S'agissant de l'inégalité territoriale, il a dénoncé l'illusion qui consistait à espérer que les nouvelles technologies pourraient contrebalancer, à elles seules, le phénomène d'urbanisation et de désertification rurale. Même si quelques délocalisations ponctuelles en milieu rural, ainsi qu'une désynchronisation des horaires de travail pouvaient, a-t-il affirmé, être favorisées par les nouvelles technologies, les réseaux et les services de la société de l'information ne lui paraissaient pas de nature à jouer un rôle majeur dans l'aménagement du territoire.

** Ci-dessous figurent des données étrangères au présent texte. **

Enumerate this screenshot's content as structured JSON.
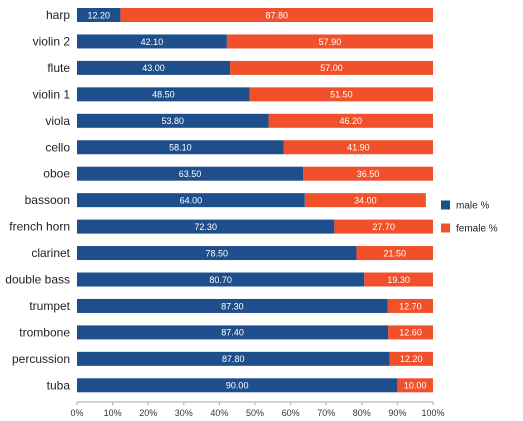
{
  "chart_data": {
    "type": "bar",
    "orientation": "horizontal",
    "stacked": true,
    "title": "",
    "xlabel": "",
    "ylabel": "",
    "xlim": [
      0,
      100
    ],
    "x_ticks": [
      "0%",
      "10%",
      "20%",
      "30%",
      "40%",
      "50%",
      "60%",
      "70%",
      "80%",
      "90%",
      "100%"
    ],
    "grid": false,
    "legend_position": "right",
    "categories": [
      "harp",
      "violin 2",
      "flute",
      "violin 1",
      "viola",
      "cello",
      "oboe",
      "bassoon",
      "french horn",
      "clarinet",
      "double bass",
      "trumpet",
      "trombone",
      "percussion",
      "tuba"
    ],
    "series": [
      {
        "name": "male %",
        "color": "#1f4e8c",
        "values": [
          12.2,
          42.1,
          43.0,
          48.5,
          53.8,
          58.1,
          63.5,
          64.0,
          72.3,
          78.5,
          80.7,
          87.3,
          87.4,
          87.8,
          90.0
        ],
        "labels": [
          "12.20",
          "42.10",
          "43.00",
          "48.50",
          "53.80",
          "58.10",
          "63.50",
          "64.00",
          "72.30",
          "78.50",
          "80.70",
          "87.30",
          "87.40",
          "87.80",
          "90.00"
        ]
      },
      {
        "name": "female %",
        "color": "#f0502a",
        "values": [
          87.8,
          57.9,
          57.0,
          51.5,
          46.2,
          41.9,
          36.5,
          34.0,
          27.7,
          21.5,
          19.3,
          12.7,
          12.6,
          12.2,
          10.0
        ],
        "labels": [
          "87.80",
          "57.90",
          "57.00",
          "51.50",
          "46.20",
          "41.90",
          "36.50",
          "34.00",
          "27.70",
          "21.50",
          "19.30",
          "12.70",
          "12.60",
          "12.20",
          "10.00"
        ]
      }
    ]
  }
}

Au cours du débat qui a suivi cet exposé, M. Michel Matheu a apporté les réponses suivantes aux observations et questions présentées par le président ainsi que par MM. Alex Türk et Franck Sérusclat :

- il serait possible de compléter les analyses du rapport du commissariat général du Plan en tenant compte de quelques particularités françaises : le développement précoce de la télématique a donné aux Français l'habitude de l'interactivité ; la faible pénétration du câble fait obstacle au développement de certaines applications de la société de l'information telles que le raccordement des particuliers à Internet et la téléphonie par le câble ; enfin, si l'apprentissage des nouvelles technologies a souvent lieu, en France, dans le cadre des activités professionnelles, la filière scolaire est en revanche moins performante que dans d'autres pays. M. Michel Matheu a rappelé à cet égard l'échec du plan " informatique pour tous " ;

- le phénomène d'urbanisation, constaté en France comme dans le reste du monde, représente un atout économique dans la mesure où, facilitant la création de pôles technologiques, il favorise la valorisation de ces sites dans la compétition internationale. Il est possible de limiter les conséquences négatives de l'urbanisation en installant des terminaux et des stations de travail dans certains lieux publics sur l'ensemble du territoire ;

- la difficulté qu'éprouvent souvent les collectivités locales à s'appuyer sur les nouvelles technologies et les déconvenues parfois constatées sont dues au fait qu'elles ne disposent pas des structures de compétence susceptibles de négocier avec les fournisseurs dans de bonnes conditions et de susciter l'adhésion des élus à des projets efficaces ;

- la sociabilité qui se développe autour des services de la société de l'information est artificielle à maints égards mais peut favoriser la multiplication d'autres types de contacts ;

- l'accentuation des inégalités sociales qui résultera vraisemblablement de la généralisation des nouvelles technologies est due essentiellement à l'impuissance du système scolaire à diffuser les structures mentales et culturelles nécessaires à l'utilisation des services de la société de l'information. Le véritable défi à relever est d'abord celui de l'éducation de masse ;

- la télé-éducation ne paraît pas appelée à se substituer à la relation directe professeur­élève. Elle rend possible une double transmission du savoir, l'enseignant utilisant, dans son contact avec les élèves, un support numérisé ;

- il ne semble pas que les nouvelles technologies de l'information représentent un important potentiel de création d'emplois, il se pourrait même que le solde des créations et des suppressions d'emplois résultant de l'entrée dans la société de l'information soit négatif. La diffusion des nouvelles technologies dans un pays donné est cependant indispensable en terme de compétitivité internationale ;

- en ce qui concerne les droits de la propriété intellectuelle, le rapport du commissariat général du Plan constate que les formes actuelles de gestion des droits ne sont pas adaptées, sans présenter de propositions de réforme.